Multiple security vulnerabilities in the Android version of the SHAREit mobile application could allow an attacker to run Remote Code Execution (RCE). According to an analysis from Trend Micro, the unpatched flaws in the SHAREit app, which has more than one billion downloads in the Play Store, can be misused to pilfer users’ sensitive data and execute arbitrary code by injecting a malicious code.
SHAREit’s Critical Vulnerabilities
Trend Micro found that SHAREit app’s code declares the broadcast receiver as “com.lenovo.anyshare.app.DefaultReceiver”, receives the action “com.ushareit.package.action.install_completed” and Extra Intent then calls the startActivity() function. It was also found that the developer of the app disabled the exported attribute via android:exported=”false” and enabled the android:grantUriPermissions=”true” attribute, allowing any third-party entity to gain temporary read/write access to the content provider’s data.
“We found that SHAREit generates vdex/odex files after dex2oat when first launched. The app then loads these files directly in subsequent running. An attacker may craft a fake vdex/odex file, then replace those files via the abovementioned vulnerability to perform code execution. Also, we noticed that SHAREit has set up deep links using URLs leading to specific features in the app. These contain features that can download and install any Android Package (APK),” Trend Micro said.

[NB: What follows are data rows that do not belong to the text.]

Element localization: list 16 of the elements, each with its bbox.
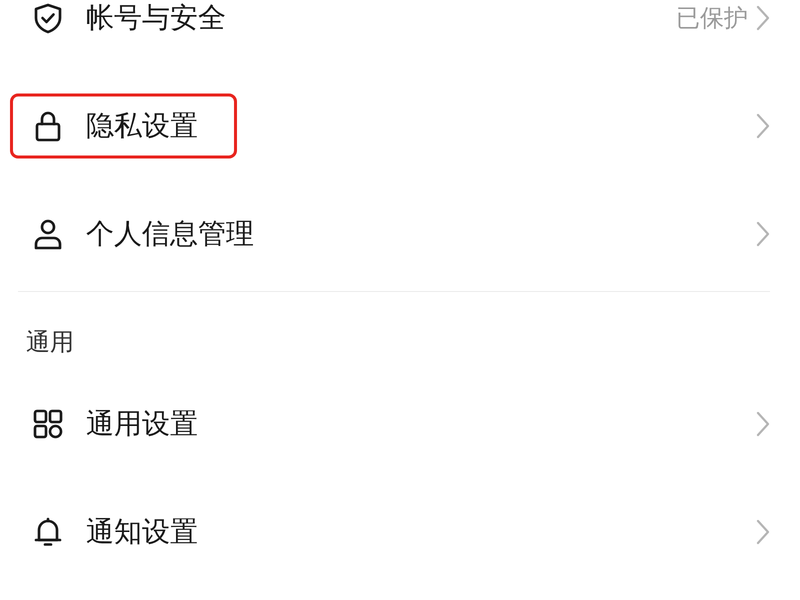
section-header: 通用 [26,328,74,356]
status-value: 已保护 [676,3,748,34]
grid-icon [32,408,64,440]
shield-check-icon [32,2,64,34]
setting-label[interactable]: 通知设置 [86,513,198,551]
chevron-icon [756,411,770,437]
chevron-icon [756,113,770,139]
setting-label[interactable]: 隐私设置 [86,107,198,145]
setting-label[interactable]: 帐号与安全 [86,0,226,37]
chevron-icon [756,5,770,31]
bell-icon [32,516,64,548]
person-icon [32,218,64,250]
setting-label[interactable]: 个人信息管理 [86,215,254,253]
chevron-icon [756,519,770,545]
chevron-icon [756,221,770,247]
setting-label[interactable]: 通用设置 [86,405,198,443]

No Response from the App Developer
Developed by Singapore-based Smart Media4U Technology Pte. Ltd., SHAREit allows users to transfer files between devices. The app developer has not addressed the flaws despite responsible disclosure three months ago.
“We reported these vulnerabilities to the vendor, who has not responded yet. We decided to disclose our research three months after reporting this since many users might be affected by this attack because the attacker can steal sensitive data and do anything with the apps’ permission. It is also not easily detectable,” Trend Micro added.
App security should be a top priority for users, organizations, and app developers. Users must be vigilant while installing any app on their mobiles. Regularly updating and patching mobile operating systems and apps enhance device security.